Dutch series of TV documentary programs

In Europa is a Dutch series of television documentary programs on Europe during the 20th century, based on the book with the same name by Dutch writer and historian Geert Mak. The program was broadcast on Nederland 2, premiering on 11 November 2007 and airing through 2009. Quite a few locations important in European history are shown throughout the series, both historical and current.

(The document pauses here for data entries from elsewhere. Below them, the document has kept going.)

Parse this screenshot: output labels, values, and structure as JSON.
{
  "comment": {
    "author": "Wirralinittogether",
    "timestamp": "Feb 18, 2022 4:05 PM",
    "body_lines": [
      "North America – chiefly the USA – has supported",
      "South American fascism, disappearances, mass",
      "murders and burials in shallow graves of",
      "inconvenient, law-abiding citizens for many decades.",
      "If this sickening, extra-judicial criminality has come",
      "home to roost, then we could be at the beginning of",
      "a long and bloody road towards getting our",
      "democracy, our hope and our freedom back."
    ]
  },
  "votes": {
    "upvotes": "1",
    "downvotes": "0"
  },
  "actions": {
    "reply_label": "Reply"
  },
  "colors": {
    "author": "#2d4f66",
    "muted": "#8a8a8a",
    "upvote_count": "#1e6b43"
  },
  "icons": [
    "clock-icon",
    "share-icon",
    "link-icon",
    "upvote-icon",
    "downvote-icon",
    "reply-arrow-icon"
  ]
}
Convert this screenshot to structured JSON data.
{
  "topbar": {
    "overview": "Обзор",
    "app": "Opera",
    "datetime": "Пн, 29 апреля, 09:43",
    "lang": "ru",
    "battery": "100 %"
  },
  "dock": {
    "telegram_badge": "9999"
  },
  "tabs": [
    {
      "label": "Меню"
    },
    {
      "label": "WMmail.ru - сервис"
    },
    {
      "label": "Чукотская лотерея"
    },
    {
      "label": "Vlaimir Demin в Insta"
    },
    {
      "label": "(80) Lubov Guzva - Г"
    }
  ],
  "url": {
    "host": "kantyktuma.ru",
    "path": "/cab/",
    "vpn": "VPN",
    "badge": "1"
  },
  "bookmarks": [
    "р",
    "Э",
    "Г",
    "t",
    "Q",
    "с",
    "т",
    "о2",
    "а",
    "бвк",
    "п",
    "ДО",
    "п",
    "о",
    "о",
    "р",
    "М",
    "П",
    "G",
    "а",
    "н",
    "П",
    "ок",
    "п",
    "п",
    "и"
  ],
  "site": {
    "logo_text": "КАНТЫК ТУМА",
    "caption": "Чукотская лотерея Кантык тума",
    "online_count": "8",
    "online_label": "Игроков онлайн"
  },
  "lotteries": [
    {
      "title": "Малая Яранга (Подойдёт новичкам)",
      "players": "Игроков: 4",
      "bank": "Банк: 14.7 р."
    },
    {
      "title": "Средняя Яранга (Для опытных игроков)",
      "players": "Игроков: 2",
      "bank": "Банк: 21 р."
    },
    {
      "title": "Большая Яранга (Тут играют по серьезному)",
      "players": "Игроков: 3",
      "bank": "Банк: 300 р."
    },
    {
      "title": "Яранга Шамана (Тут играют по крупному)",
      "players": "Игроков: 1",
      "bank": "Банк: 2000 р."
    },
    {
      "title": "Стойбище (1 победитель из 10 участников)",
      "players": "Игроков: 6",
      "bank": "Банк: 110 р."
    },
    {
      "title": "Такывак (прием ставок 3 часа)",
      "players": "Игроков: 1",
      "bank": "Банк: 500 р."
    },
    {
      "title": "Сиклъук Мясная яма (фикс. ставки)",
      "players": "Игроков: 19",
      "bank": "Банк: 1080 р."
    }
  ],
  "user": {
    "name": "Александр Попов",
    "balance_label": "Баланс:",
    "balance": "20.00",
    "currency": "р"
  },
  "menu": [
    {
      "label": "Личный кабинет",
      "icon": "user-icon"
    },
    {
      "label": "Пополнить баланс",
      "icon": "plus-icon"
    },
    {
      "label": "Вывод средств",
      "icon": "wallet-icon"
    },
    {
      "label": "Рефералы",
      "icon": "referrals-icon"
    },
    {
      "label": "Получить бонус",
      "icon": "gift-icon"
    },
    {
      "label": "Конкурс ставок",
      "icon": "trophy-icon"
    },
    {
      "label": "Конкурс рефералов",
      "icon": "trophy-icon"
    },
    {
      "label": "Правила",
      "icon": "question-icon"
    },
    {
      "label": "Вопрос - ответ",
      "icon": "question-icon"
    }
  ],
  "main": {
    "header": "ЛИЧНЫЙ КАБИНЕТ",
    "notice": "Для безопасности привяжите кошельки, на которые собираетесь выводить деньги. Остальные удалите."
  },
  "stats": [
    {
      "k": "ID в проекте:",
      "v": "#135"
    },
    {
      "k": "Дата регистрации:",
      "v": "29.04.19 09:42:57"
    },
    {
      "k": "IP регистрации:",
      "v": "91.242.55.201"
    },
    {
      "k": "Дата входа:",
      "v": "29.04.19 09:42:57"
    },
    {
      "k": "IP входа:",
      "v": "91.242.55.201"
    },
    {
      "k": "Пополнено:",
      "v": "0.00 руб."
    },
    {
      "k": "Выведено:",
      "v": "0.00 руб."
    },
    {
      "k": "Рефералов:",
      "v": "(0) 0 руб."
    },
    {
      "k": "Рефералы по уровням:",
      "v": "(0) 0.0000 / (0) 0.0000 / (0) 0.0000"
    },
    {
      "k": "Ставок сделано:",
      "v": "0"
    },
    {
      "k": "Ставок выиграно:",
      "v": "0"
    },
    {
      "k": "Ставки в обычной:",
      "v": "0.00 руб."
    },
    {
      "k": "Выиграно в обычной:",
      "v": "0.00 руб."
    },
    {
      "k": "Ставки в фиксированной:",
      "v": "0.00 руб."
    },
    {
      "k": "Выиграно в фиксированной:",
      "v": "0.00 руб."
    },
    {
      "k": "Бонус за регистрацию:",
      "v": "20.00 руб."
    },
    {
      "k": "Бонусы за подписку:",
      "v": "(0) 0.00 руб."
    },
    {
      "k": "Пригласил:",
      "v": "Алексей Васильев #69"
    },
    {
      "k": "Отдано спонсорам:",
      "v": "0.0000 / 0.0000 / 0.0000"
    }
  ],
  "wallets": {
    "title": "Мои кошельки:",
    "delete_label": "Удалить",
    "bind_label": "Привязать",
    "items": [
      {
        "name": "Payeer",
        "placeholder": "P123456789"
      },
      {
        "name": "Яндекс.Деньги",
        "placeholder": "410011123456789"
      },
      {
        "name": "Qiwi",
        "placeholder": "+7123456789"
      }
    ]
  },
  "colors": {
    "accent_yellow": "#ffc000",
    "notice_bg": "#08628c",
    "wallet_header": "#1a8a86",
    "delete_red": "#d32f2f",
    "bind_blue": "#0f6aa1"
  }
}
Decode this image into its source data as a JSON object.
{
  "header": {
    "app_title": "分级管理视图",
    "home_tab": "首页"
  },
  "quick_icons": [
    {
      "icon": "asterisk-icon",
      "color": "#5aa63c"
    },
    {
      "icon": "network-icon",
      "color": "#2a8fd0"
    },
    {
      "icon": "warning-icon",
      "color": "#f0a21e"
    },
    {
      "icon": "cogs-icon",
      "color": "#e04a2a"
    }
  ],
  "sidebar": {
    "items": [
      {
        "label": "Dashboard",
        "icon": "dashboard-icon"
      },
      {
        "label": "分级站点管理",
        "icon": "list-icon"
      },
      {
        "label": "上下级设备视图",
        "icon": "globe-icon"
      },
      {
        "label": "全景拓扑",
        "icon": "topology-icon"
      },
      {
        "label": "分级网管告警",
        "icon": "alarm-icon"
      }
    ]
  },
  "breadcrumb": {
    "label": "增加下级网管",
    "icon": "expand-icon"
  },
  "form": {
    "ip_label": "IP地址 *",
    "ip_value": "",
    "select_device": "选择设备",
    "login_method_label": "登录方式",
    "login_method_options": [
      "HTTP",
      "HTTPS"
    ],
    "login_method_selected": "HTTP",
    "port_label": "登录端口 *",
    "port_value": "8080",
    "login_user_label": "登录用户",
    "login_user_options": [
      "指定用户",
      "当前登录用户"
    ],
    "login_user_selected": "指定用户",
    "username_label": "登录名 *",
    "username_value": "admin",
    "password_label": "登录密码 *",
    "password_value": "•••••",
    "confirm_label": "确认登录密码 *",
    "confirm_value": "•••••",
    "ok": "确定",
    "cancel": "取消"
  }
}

Although the series is mainly in Dutch, many of the episodes can be understood, as interviews with eyewitnesses or sons or daughters of contemporary figures tend to be in English. Episodes are available for viewing on the official website.

==Production==
The series had a budget of 4 million Euro, and was cofinanced by the Dutch Ministry of Interior Relations.

==Episodes==
- The first seven episodes are about World War I
- Episode 8: The Treaty of Versailles and the murder of Walther Rathenau
- Episode 9: Mussolini
- Episode 10: The rise of Nazism
- Episode 11: The rise of Joseph Stalin and the Ukrainian Genocide
- Episode 12: Spanish Civil War
- Episodes 13–14: Hitler and Nazi-Germany
- Episode 15: Vichy France
- Episode 16: Concentration camp Buchenwald and the company Topf und Söhne
- Episode 17: Stalingrad
- Episode 18: Poland in 1943
- Episode 19: Riots in Warsaw and Prague in 1944
- Episode 20: Germany and Russia in 1945
- Episode 21: Yugoslavia in 1945, 22 Israël and Europe in 1946
- Episode 23: Czech Republic in 1948
- Episode 24: Europe in 1950
- Episode 25: Hungary in 1956
- Episode 26: France-Algeria 1958
- Episode 27: DDR in 1961
- Episode 28: Amsterdam-Berlin-Paris 1968
- Episode 29: Portugal 1974
- Episode 30: Germany 1977

==Broadcast==
After two episodes the Flemish public channel (Canvas) bought the series, starting broadcasts on 8 January 2008. Swedish public channel Sveriges Television bought the series as well, starting broadcasts from January 2009. Croatian public television (HRT) also bought the series and begun broadcasting from late 2011 through 2012.